Workers stay busy on the assembly line at Peerless Products Friday. The facility will be adding more assembly lines and more jobs in the near future. Photo by Sarah Haney / Iola Register

“Growth” would be an appropriate word to describe Josh Granere’s tenure with Peerless Products, as well as the company itself. The Iola plant manager began with the window manufacturing company nearly 15 years ago in the fall of 2009, starting on the night shift paint line in Fort Scott and working his way up through the ranks and departments.

In 2020, the Moran native was named plant manager of the Iola facility.

Peerless was founded in Fort Scott in 1952 and expanded with the addition of a plant in Nevada, Mo., in 2019.

In just under four years, the Iola branch is now planning to add a thermal department to its production as well as more assembly lines. 

The only hitch to that forecast is employee retention, he said.

“We’ve got a lot of good folks here right now,” he said. “Even though we’re not a new company, we are a new facility.
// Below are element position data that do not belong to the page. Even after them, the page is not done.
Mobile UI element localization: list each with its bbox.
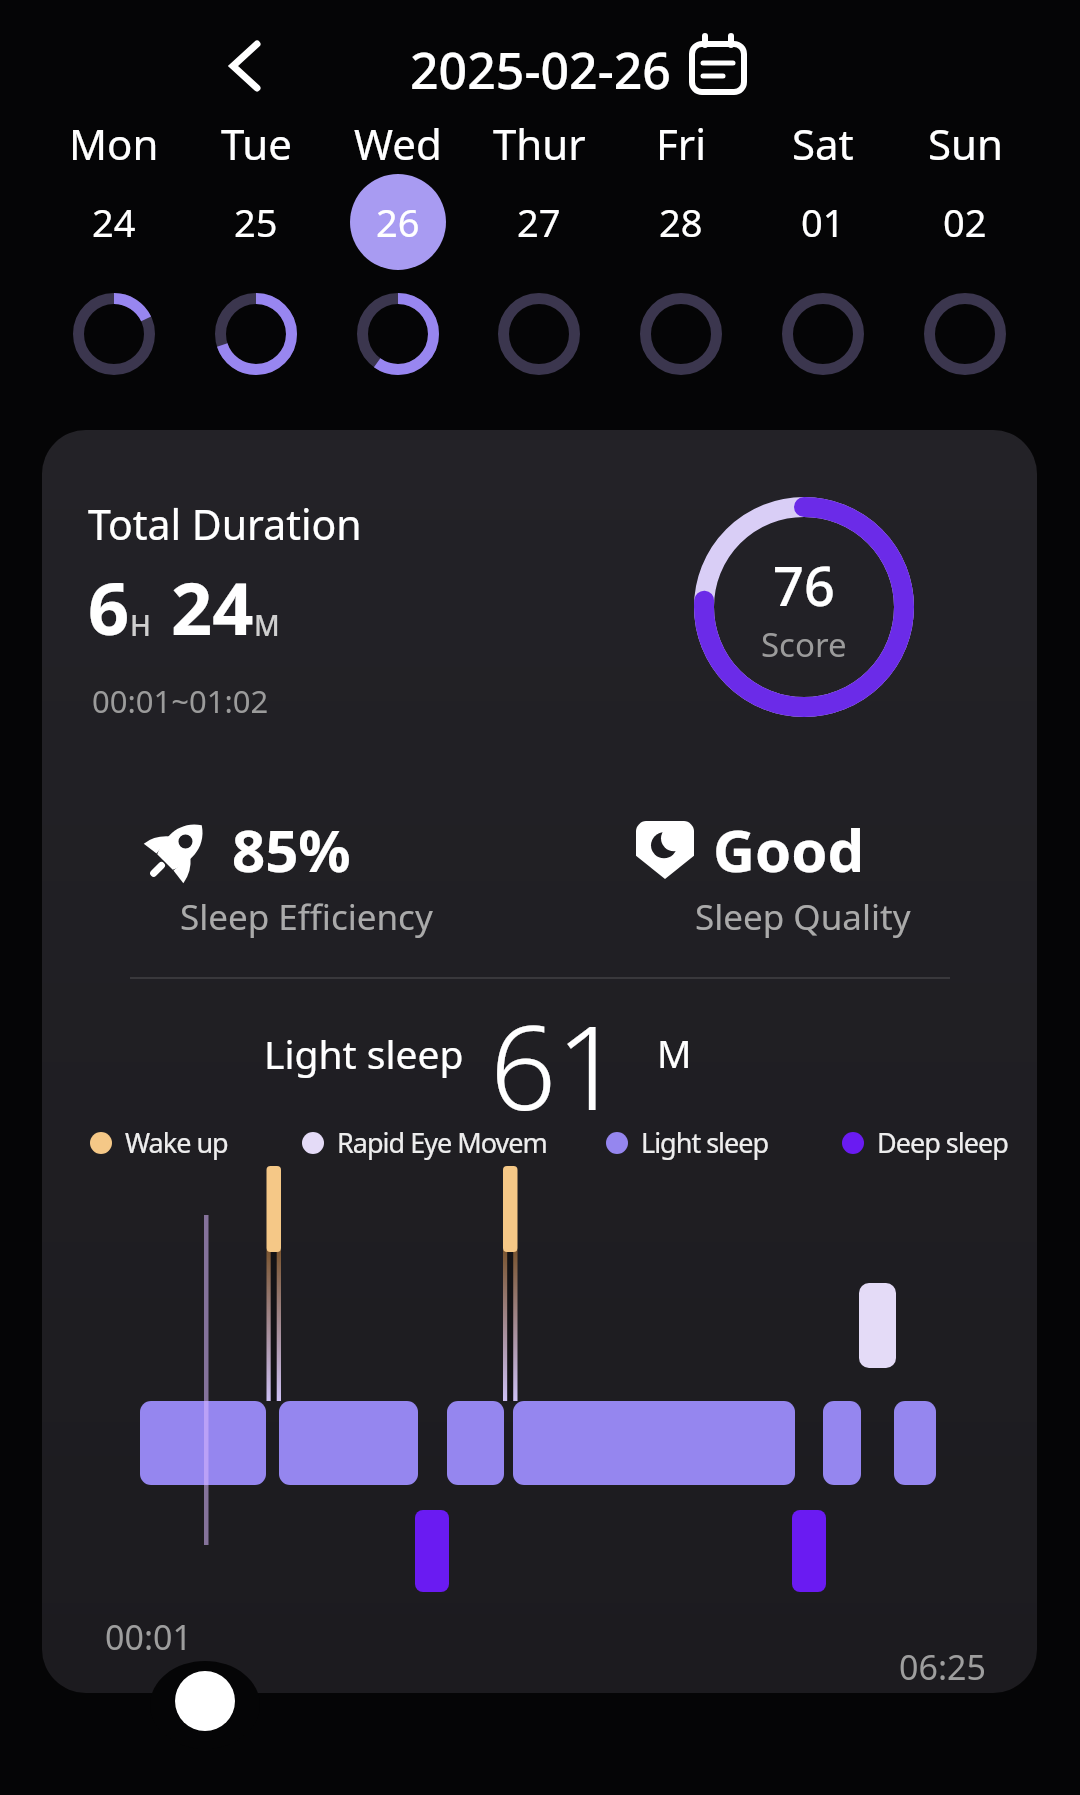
staticText: 61 (490, 986, 623, 1120)
staticText: 24 (171, 558, 254, 656)
button[interactable]: Tue (186, 112, 326, 424)
staticText: 85% (232, 810, 351, 889)
staticText: 24 (92, 196, 136, 248)
staticText: Total Duration (88, 496, 362, 552)
staticText: Wed (354, 115, 442, 172)
staticText: Wake up (125, 1124, 228, 1161)
staticText: 26 (376, 196, 420, 248)
staticText: Light sleep (264, 1027, 464, 1080)
staticText: 00:01~01:02 (92, 680, 269, 722)
staticText: 02 (943, 196, 987, 248)
staticText: 00:01 (105, 1614, 192, 1660)
staticText: 2025-02-26 (410, 36, 671, 104)
button[interactable]: Mon (44, 112, 184, 424)
staticText: Sleep Quality (695, 893, 911, 941)
staticText: 28 (659, 196, 703, 248)
staticText: 6 (88, 558, 130, 656)
staticText: Score (761, 622, 847, 667)
button[interactable] (215, 36, 275, 96)
button[interactable] (688, 30, 750, 96)
staticText: Rapid Eye Movem (337, 1124, 547, 1161)
staticText: Good (713, 810, 865, 889)
button[interactable]: Fri (611, 112, 751, 424)
staticText: M (657, 1027, 692, 1079)
staticText: Sun (928, 115, 1003, 172)
button[interactable]: Good (635, 810, 865, 937)
button[interactable]: Sat (753, 112, 893, 424)
button[interactable]: Thur (469, 112, 609, 424)
button[interactable]: Wed (328, 112, 468, 424)
button[interactable]: 85% (142, 810, 395, 937)
staticText: Thur (493, 115, 586, 172)
staticText: Deep sleep (877, 1124, 1008, 1161)
staticText: Sleep Efficiency (180, 893, 433, 941)
staticText: H (130, 606, 151, 644)
staticText: Sat (792, 115, 854, 172)
staticText: M (254, 606, 280, 644)
staticText: Mon (69, 115, 159, 172)
staticText: 06:25 (899, 1644, 986, 1690)
staticText: 01 (801, 196, 845, 248)
staticText: 25 (234, 196, 278, 248)
staticText: Fri (656, 115, 706, 172)
button[interactable]: Sun (895, 112, 1035, 424)
staticText: 27 (517, 196, 561, 248)
staticText: Light sleep (641, 1124, 769, 1161)
staticText: Tue (221, 115, 292, 172)
staticText: 76 (773, 548, 835, 622)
It takes some time to build up a head count.”

The facility has approximately 60 employees with three recent hires. 

Granere said the door is open for at least a third more employees.

Plant manager Josh Granere shows some of the unique window/door designs that Peerless Products manufactures at its Iola location. Photo by Sarah Haney / Iola Register

THE FORT SCOTT location currently handles a process where aluminum is “thermally broken.” The term is used in the window manufacturing industry to describe a window’s construction. It means that you manufacture the aluminum frame to have an interior and exterior side joined by a barrier. The barrier helps inhibit conductive thermal energy loss.
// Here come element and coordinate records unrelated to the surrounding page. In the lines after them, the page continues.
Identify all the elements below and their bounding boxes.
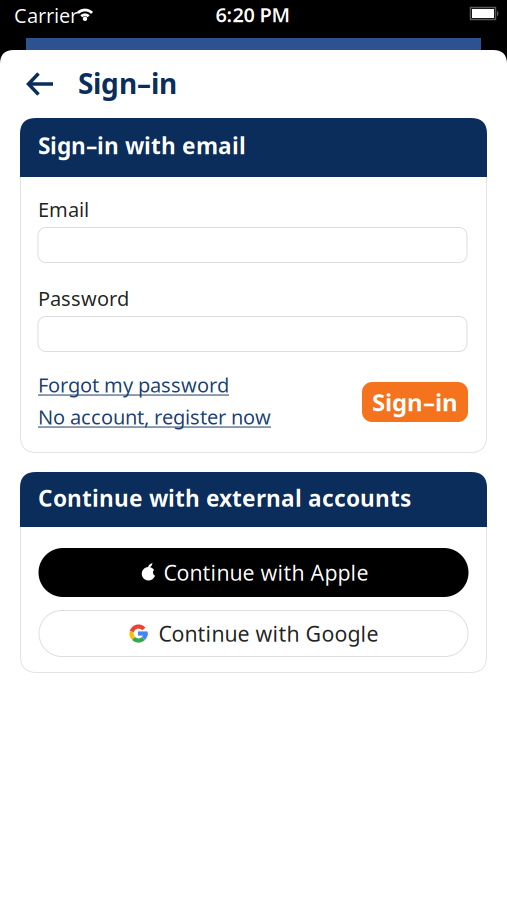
staticText: Sign–in xyxy=(78,64,177,102)
staticText: Continue with external accounts xyxy=(38,483,411,513)
staticText: No account, register now xyxy=(38,404,271,430)
staticText: Carrier xyxy=(14,2,78,29)
staticText: Password xyxy=(38,285,129,312)
staticText: Sign–in with email xyxy=(38,130,246,161)
button[interactable]: Password xyxy=(38,316,468,352)
staticText: 6:20 PM xyxy=(216,1,290,28)
button[interactable]: Continue with Google xyxy=(38,610,468,657)
staticText: Continue with Google xyxy=(158,619,378,648)
staticText: Forgot my password xyxy=(38,372,229,398)
button[interactable]: Continue with Apple xyxy=(38,548,468,597)
button[interactable]: No account, register now xyxy=(38,404,271,430)
button[interactable]: Email xyxy=(38,227,468,263)
staticText: Sign–in xyxy=(372,386,458,418)
staticText: Continue with Apple xyxy=(164,558,368,587)
button[interactable]: Sign–in xyxy=(362,382,468,422)
button[interactable]: Back xyxy=(21,66,61,102)
staticText: Email xyxy=(38,196,89,223)
button[interactable]: Forgot my password xyxy=(38,372,229,398)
“It helps prevent the transfer of outside air,” explained Granere.

Iola now has a machine to complete this process and is awaiting the arrival of a transformer to begin utilizing the new thermal department. Granere hopes the addition of the department will help streamline production at the facility.

When the plant first opened, the building was shared with Gates Manufacturing as a tenant for the first couple years. “Last year, around June, is when we dissolved that,” said Granere. This has created the opportunity for Peerless to add more assembly lines in the extra space. The plant has one assembly line in operation and plans to add a second one this year. “Eventually, we’d like to get up to six or eight lines,” he added. “That’s long-term — it’s not going to happen overnight.”

The addition of the assembly lines means job creation. By the end of 2024, Granere hopes to have increased the facility’s employee count to 85 or 90. This would allow a third line to be created, he noted. With the dream of adding even more lines beyond this year, this could mean consistent job growth for the Iola community.

Plant manager Josh Granere demonstrates a new compression slider door that Peerless Products is developing. Photo by Sarah Haney / Iola Register

THE IOLA branch was opened initially to meet the window needs of low-rise or commercial sized buildings. Since opening, however, it has taken on some much larger projects. It isn’t unusual for the Iola plant to work on projects for 40- or 50-story buildings. 

Granere noted they are currently working on a project for the University of California San Diego (UCSD) and have also completed a big project in Boston.